The warning is not a problem.
I'm more concerned about nice and efficient way of making such arguments,
or custom configuration, available from inside the tests.
> (2) There is a way, which I don't have the details of to hand right now (can
> get back to you with this if you're interested) where you can pass the
> arguments into Catch at a lower level and tell it to return unused args to
> you, instead of complaining. You'll get them back in a pre-parsed form (this
> is actually Clara - the self-contained argument parser).
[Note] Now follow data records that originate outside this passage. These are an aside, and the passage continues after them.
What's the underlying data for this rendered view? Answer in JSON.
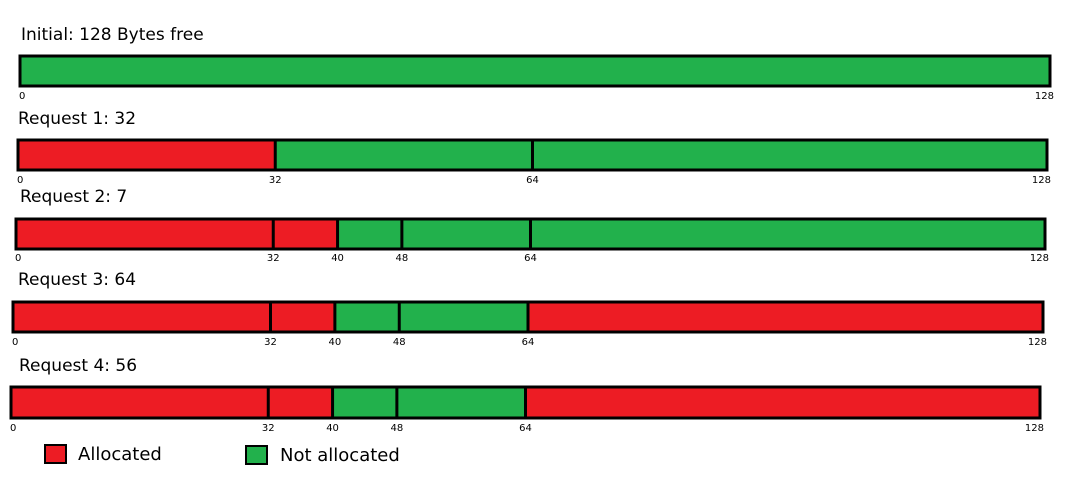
{
  "colors": {
    "allocated": "#ed1c24",
    "free": "#22b14c",
    "outline": "#000000"
  },
  "total_bytes": 128,
  "rows": [
    {
      "title": "Initial: 128 Bytes free",
      "segments": [
        {
          "start": 0,
          "end": 128,
          "state": "free"
        }
      ],
      "dividers": [],
      "ticks": [
        {
          "value": 0,
          "label": "0"
        },
        {
          "value": 128,
          "label": "128"
        }
      ]
    },
    {
      "title": "Request 1: 32",
      "segments": [
        {
          "start": 0,
          "end": 32,
          "state": "allocated"
        },
        {
          "start": 32,
          "end": 64,
          "state": "free"
        },
        {
          "start": 64,
          "end": 128,
          "state": "free"
        }
      ],
      "dividers": [
        32,
        64
      ],
      "ticks": [
        {
          "value": 0,
          "label": "0"
        },
        {
          "value": 32,
          "label": "32"
        },
        {
          "value": 64,
          "label": "64"
        },
        {
          "value": 128,
          "label": "128"
        }
      ]
    },
    {
      "title": "Request 2: 7",
      "segments": [
        {
          "start": 0,
          "end": 32,
          "state": "allocated"
        },
        {
          "start": 32,
          "end": 40,
          "state": "allocated"
        },
        {
          "start": 40,
          "end": 48,
          "state": "free"
        },
        {
          "start": 48,
          "end": 64,
          "state": "free"
        },
        {
          "start": 64,
          "end": 128,
          "state": "free"
        }
      ],
      "dividers": [
        32,
        40,
        48,
        64
      ],
      "ticks": [
        {
          "value": 0,
          "label": "0"
        },
        {
          "value": 32,
          "label": "32"
        },
        {
          "value": 40,
          "label": "40"
        },
        {
          "value": 48,
          "label": "48"
        },
        {
          "value": 64,
          "label": "64"
        },
        {
          "value": 128,
          "label": "128"
        }
      ]
    },
    {
      "title": "Request 3: 64",
      "segments": [
        {
          "start": 0,
          "end": 32,
          "state": "allocated"
        },
        {
          "start": 32,
          "end": 40,
          "state": "allocated"
        },
        {
          "start": 40,
          "end": 48,
          "state": "free"
        },
        {
          "start": 48,
          "end": 64,
          "state": "free"
        },
        {
          "start": 64,
          "end": 128,
          "state": "allocated"
        }
      ],
      "dividers": [
        32,
        40,
        48,
        64
      ],
      "ticks": [
        {
          "value": 0,
          "label": "0"
        },
        {
          "value": 32,
          "label": "32"
        },
        {
          "value": 40,
          "label": "40"
        },
        {
          "value": 48,
          "label": "48"
        },
        {
          "value": 64,
          "label": "64"
        },
        {
          "value": 128,
          "label": "128"
        }
      ]
    },
    {
      "title": "Request 4: 56",
      "segments": [
        {
          "start": 0,
          "end": 32,
          "state": "allocated"
        },
        {
          "start": 32,
          "end": 40,
          "state": "allocated"
        },
        {
          "start": 40,
          "end": 48,
          "state": "free"
        },
        {
          "start": 48,
          "end": 64,
          "state": "free"
        },
        {
          "start": 64,
          "end": 128,
          "state": "allocated"
        }
      ],
      "dividers": [
        32,
        40,
        48,
        64
      ],
      "ticks": [
        {
          "value": 0,
          "label": "0"
        },
        {
          "value": 32,
          "label": "32"
        },
        {
          "value": 40,
          "label": "40"
        },
        {
          "value": 48,
          "label": "48"
        },
        {
          "value": 64,
          "label": "64"
        },
        {
          "value": 128,
          "label": "128"
        }
      ]
    }
  ],
  "legend": {
    "allocated_label": "Allocated",
    "free_label": "Not allocated"
  }
}
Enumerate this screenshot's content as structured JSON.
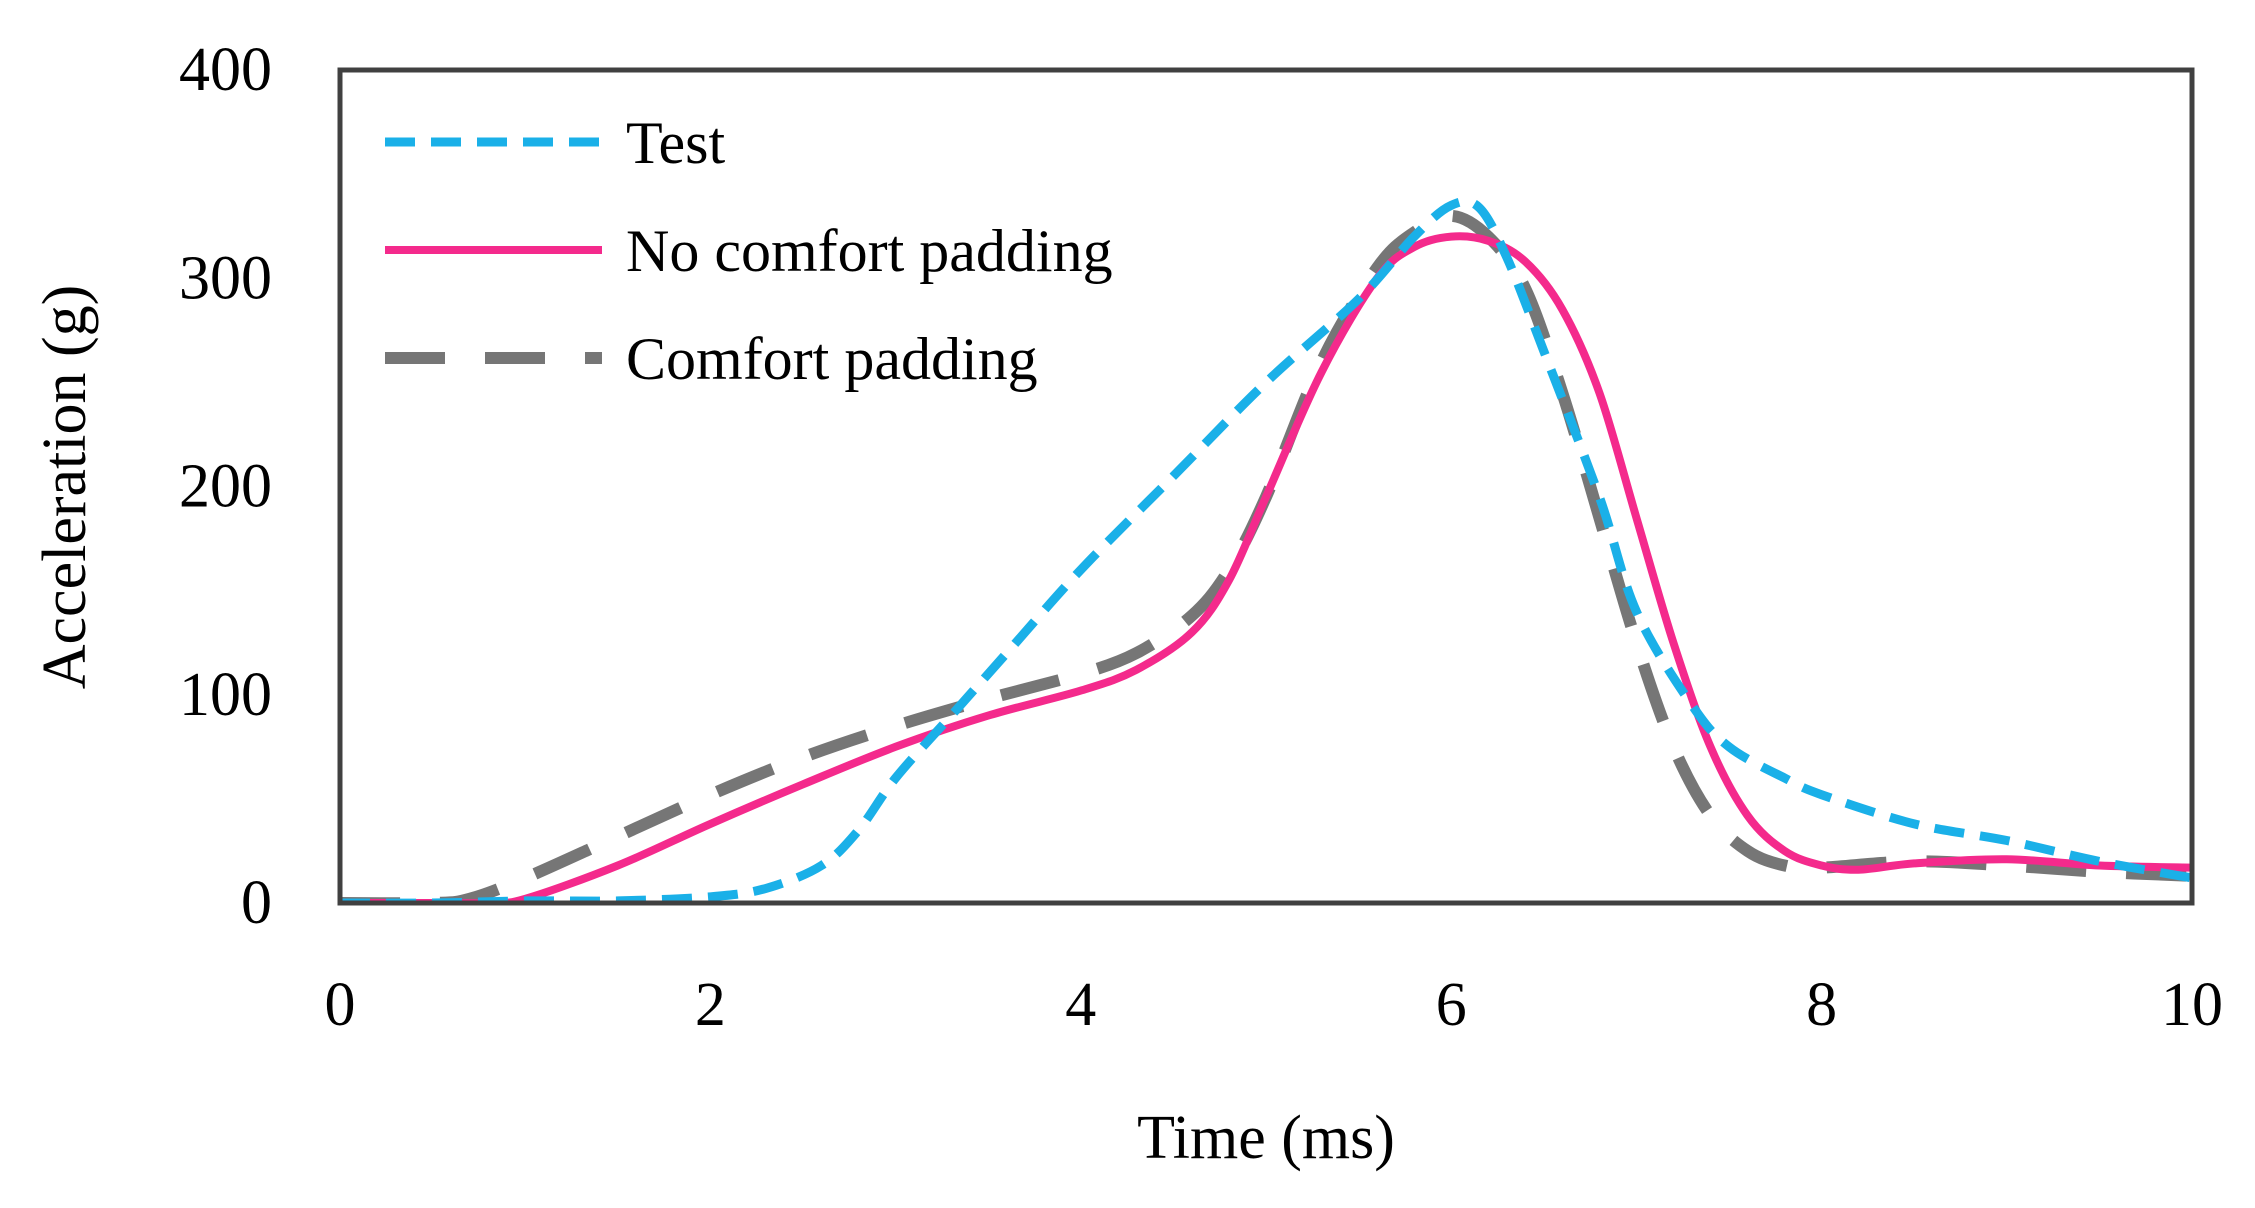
{
  "chart_data": {
    "type": "line",
    "title": "",
    "xlabel": "Time (ms)",
    "ylabel": "Acceleration (g)",
    "xlim": [
      0,
      10
    ],
    "ylim": [
      0,
      400
    ],
    "x_ticks": [
      0,
      2,
      4,
      6,
      8,
      10
    ],
    "y_ticks": [
      0,
      100,
      200,
      300,
      400
    ],
    "grid": false,
    "legend_position": "top-left",
    "series": [
      {
        "name": "Test",
        "color": "#1ab0e8",
        "style": "short-dash",
        "x": [
          0,
          0.5,
          1,
          1.5,
          2,
          2.3,
          2.6,
          2.8,
          3.0,
          3.3,
          3.6,
          4.0,
          4.5,
          5.0,
          5.5,
          5.8,
          6.0,
          6.15,
          6.3,
          6.5,
          6.8,
          7.0,
          7.3,
          7.5,
          7.8,
          8.0,
          8.5,
          9.0,
          9.5,
          10
        ],
        "y": [
          0,
          0,
          1,
          1,
          3,
          7,
          18,
          35,
          60,
          90,
          120,
          160,
          205,
          250,
          290,
          320,
          335,
          334,
          310,
          265,
          195,
          140,
          95,
          75,
          60,
          52,
          38,
          30,
          20,
          12
        ]
      },
      {
        "name": "No comfort padding",
        "color": "#f42a8c",
        "style": "solid",
        "x": [
          0,
          0.5,
          0.8,
          1.0,
          1.5,
          2.0,
          2.5,
          3.0,
          3.5,
          4.0,
          4.3,
          4.6,
          4.8,
          5.0,
          5.3,
          5.6,
          5.8,
          6.0,
          6.2,
          6.4,
          6.6,
          6.8,
          7.0,
          7.2,
          7.4,
          7.6,
          7.8,
          8.0,
          8.2,
          8.5,
          9.0,
          9.5,
          10
        ],
        "y": [
          0,
          0,
          0,
          2,
          18,
          38,
          57,
          75,
          90,
          102,
          112,
          130,
          155,
          195,
          255,
          300,
          315,
          320,
          318,
          308,
          285,
          245,
          185,
          125,
          75,
          42,
          25,
          18,
          16,
          19,
          21,
          18,
          17
        ]
      },
      {
        "name": "Comfort padding",
        "color": "#767676",
        "style": "long-dash",
        "x": [
          0,
          0.5,
          0.7,
          1.0,
          1.5,
          2.0,
          2.5,
          3.0,
          3.5,
          4.0,
          4.3,
          4.6,
          4.8,
          5.0,
          5.3,
          5.6,
          5.8,
          6.0,
          6.2,
          6.4,
          6.6,
          6.8,
          7.0,
          7.2,
          7.4,
          7.6,
          7.8,
          8.0,
          8.5,
          9.0,
          9.5,
          10
        ],
        "y": [
          0,
          0,
          2,
          12,
          32,
          52,
          70,
          85,
          98,
          110,
          120,
          138,
          160,
          195,
          260,
          305,
          322,
          330,
          320,
          295,
          245,
          185,
          125,
          75,
          42,
          25,
          18,
          17,
          20,
          18,
          15,
          13
        ]
      }
    ]
  }
}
You can then feed
> these back into Clara with your own arg spec
This sounds good, though how to access them inside the tests?
I can't see how I could feed Catch::Session with custom Config and ConfigData.
The only way would be to have own singleton object available for all tests,
then no need to parse the arguments by Catch itself
I realised, my scenario is more complicated than just arguments parsing.
It feels more like dynamic configuration of test cases
0. Two test cases
TEST_CASE("Oracle")
{
auto connection = ... // #1 passed as CATCH arg
soci::session sql(soci::oracle, connection);
...
}
TEST_CASE("DB2")
{
auto connection = ... // #2 passed as CATCH arg
soci::session sql(soci::db2, connection);
...
}
1. Built as single executable
2. Run: my_tests --oracle "Oracle connection" --db2 "DB2 connection string"
3. Test cases use --oracle argument in #1 and --db2 argument in #2, but how?
What would be a recommended solution for such scenario?